The 58-year-old doctor, who’s had a practice in Hackensack since 1982, has developed a new, minimally invasive laser face-lift called Cool Lift. The surgery takes between an hour and 90 minutes — depending on whether he’s doing just the mid-face or including the neck. That is about a third of the time required for the standard face-lift. The procedure also has a short recuperation time, reduces potential complications and does not require general anesthesia, Boss says.
“It’s tremendously appealing to the patients that it can be done under straight local,” he says. “And the patients feel that it takes 10 years off them, at least.”
June Esposito of Montville attests to this.
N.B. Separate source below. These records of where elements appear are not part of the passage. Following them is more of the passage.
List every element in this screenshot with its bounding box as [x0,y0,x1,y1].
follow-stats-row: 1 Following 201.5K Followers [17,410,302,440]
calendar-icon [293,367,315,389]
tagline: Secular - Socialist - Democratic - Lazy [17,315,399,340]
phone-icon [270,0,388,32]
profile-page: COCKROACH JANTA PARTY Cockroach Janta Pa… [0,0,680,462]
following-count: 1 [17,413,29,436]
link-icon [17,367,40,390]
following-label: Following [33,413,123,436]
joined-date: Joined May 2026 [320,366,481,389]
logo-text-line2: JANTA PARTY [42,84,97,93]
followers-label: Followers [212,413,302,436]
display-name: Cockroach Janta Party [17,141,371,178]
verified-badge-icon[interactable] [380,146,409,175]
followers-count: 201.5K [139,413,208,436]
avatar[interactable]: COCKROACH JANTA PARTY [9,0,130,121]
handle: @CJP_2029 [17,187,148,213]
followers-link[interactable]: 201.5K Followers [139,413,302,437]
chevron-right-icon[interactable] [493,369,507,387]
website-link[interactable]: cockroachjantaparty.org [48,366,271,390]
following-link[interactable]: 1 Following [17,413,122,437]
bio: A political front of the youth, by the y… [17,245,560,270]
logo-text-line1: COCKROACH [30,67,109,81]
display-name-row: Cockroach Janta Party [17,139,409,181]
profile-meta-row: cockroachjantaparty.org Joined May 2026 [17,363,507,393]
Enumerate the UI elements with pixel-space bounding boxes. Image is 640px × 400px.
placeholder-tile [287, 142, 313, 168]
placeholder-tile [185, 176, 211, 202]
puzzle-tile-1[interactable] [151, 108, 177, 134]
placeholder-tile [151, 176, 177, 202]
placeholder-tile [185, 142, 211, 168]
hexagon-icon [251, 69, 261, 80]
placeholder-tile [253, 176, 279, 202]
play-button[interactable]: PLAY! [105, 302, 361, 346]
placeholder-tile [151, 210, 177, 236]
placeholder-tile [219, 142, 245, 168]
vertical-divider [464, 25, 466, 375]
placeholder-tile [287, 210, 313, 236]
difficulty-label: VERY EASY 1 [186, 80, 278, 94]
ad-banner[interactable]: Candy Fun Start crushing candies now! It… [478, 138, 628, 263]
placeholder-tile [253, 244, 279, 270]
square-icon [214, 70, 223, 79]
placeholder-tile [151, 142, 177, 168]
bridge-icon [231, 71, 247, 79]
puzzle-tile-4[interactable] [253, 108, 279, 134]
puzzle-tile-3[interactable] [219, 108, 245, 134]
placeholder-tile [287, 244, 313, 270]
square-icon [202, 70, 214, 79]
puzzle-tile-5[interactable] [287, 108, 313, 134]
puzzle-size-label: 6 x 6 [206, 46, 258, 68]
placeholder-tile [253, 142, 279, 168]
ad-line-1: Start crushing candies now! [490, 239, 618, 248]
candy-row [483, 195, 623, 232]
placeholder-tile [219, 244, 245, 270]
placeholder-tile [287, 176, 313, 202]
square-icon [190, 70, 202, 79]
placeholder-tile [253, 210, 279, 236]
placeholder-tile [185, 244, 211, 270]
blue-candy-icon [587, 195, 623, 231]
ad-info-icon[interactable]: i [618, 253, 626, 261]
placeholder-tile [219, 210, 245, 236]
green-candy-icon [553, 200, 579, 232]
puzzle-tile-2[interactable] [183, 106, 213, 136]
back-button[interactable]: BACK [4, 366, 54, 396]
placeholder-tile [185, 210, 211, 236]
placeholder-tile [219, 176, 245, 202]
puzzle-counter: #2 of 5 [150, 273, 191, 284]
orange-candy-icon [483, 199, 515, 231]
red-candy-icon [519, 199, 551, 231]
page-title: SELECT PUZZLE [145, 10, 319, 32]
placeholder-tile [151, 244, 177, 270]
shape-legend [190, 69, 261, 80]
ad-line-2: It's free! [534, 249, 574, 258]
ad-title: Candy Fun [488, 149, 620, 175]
The 57-year-old Realtor, who also works as a middle-school personal aide, had sworn she would never have a face-lift. But in January, she decided to give Boss’ Cool Lift a shot.
“I went right back to work,” she says. “And I did not get one black and blue.”
The end result? “It’s fantastic. It took 15 to 20 years off me without changing my look at all,” Esposito says.
She describes the reactions of the men she plays golf with every spring: “This year, every one of them came up and said, ‘What did you do to your hair? You look fantastic.’ My hair was exactly the same. One said, ‘Did you join a gym?’ I’m 10 pounds heavier than I was last year.”
Boss’ Cool Lift, which does involve an incision, combines four components, including a cool-light laser for internal laser liposuction sculpting. The laser’s wavelength stimulates collagen cells to tighten and to produce more collagen, leading to better skin retraction on the face and under the neck, Boss says.
Although D’Amico stresses that my fear of general anesthesia is unwarranted — “Only healthy people should have cosmetic surgery, and the risk of a healthy person dying under anesthesia is no different than the risk of getting on an airplane,” he says — I’d still be leery of ever having it for elective surgery. I suspect there are other people who feel the same way.
And so, on a recent day in Boss’ office, I was heartened not only to see the impressive result of Ann Goldstein’s Feb. 15 Cool Lift, but to hear her describe it.
“I was awake the whole time, but was not aware of anything,” says Goldstein, who lives in Warwick, N.Y., and has a Nutley therapy practice (and declined to give her age).
She says she had her Cool Lift on a Friday, was back to work the next Thursday and could have returned even earlier.
Goldstein’s surgery (which involved both the face and the neck) took about an hour and 20 minutes, Boss says. He points to before and after photos at various post-surgery intervals, and to her enviably taut jaw line today.
“You can see it actually gets better over time,” he says.
Boss, who’s been doing these procedures for only about a year and a half, concedes that he can’t say exactly how long results will last, but he expects the Cool Lift’s results to last as long as a regular face-lift.
As Esposito puts it, many of us feel decades younger than our chronological age, which may explain why boomers are turning to plastic surgeons.
“[Inside] I am back in college. I’m still 21 or 22, and every now or then I’d look in the mirror and go, ‘Oh, wow, is that me?’” she says of her pre-lift reflection. “You want to look how you feel, without looking unnatural.”